Having a credit card could save you from missing on the purchases you want especially during sales. Using low interest rate credit cards allows you to enjoy these purchases at the moment and at the same time gives you low monthly payments.
How you handle your credit card spending entirely depends on you so it is important that you must also exercise prudence. If you think you do not need it, then there is no need to buy it. If you need to make a purchase, have a credit card that gives you low interest so you would not be hard up when paying time comes.
Credit card companies are now offering 2 low interest options to its clients. First is having a low introductory interest during the first 6 to 12 months of your sign up. After the period, the rates will be higher already. Some people prefer this type of card because it allows them to use the card on what they want and yet pay at a very low interest monthly. This is a good option for those who would like to make a big purchase. This gives them the chance to pay it light during the period of low interest and it also gives them the freedom to put all the debts from other cards in one card to take advantage of the low interest rate.
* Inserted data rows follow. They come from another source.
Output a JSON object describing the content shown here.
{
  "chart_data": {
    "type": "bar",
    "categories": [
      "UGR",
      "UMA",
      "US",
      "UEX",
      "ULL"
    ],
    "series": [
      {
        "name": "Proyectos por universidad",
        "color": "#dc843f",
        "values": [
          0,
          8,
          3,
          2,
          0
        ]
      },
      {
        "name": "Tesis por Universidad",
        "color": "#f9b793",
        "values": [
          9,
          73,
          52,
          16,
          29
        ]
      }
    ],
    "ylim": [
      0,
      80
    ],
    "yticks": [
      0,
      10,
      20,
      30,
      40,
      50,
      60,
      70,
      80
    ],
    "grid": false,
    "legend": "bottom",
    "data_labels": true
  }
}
Another type of card offers a permanent low interest rate but not everyone can avail of this. It requires a good credit score. This is especially an advantage to those who are excellent in paying their dues and those who have good backgrounds for credit. This ensures that you can make purchases at a very low rate as long as you have the card and is paying on time.
Above anything else, here is what you need to remember in having a credit card. Pay on time to avoid additional interest and to avoid bad records from the credit card company. If you are currently paying an interest that is way higher than you can afford, you can always bargain with them. The important thing is having a good credit and paying background.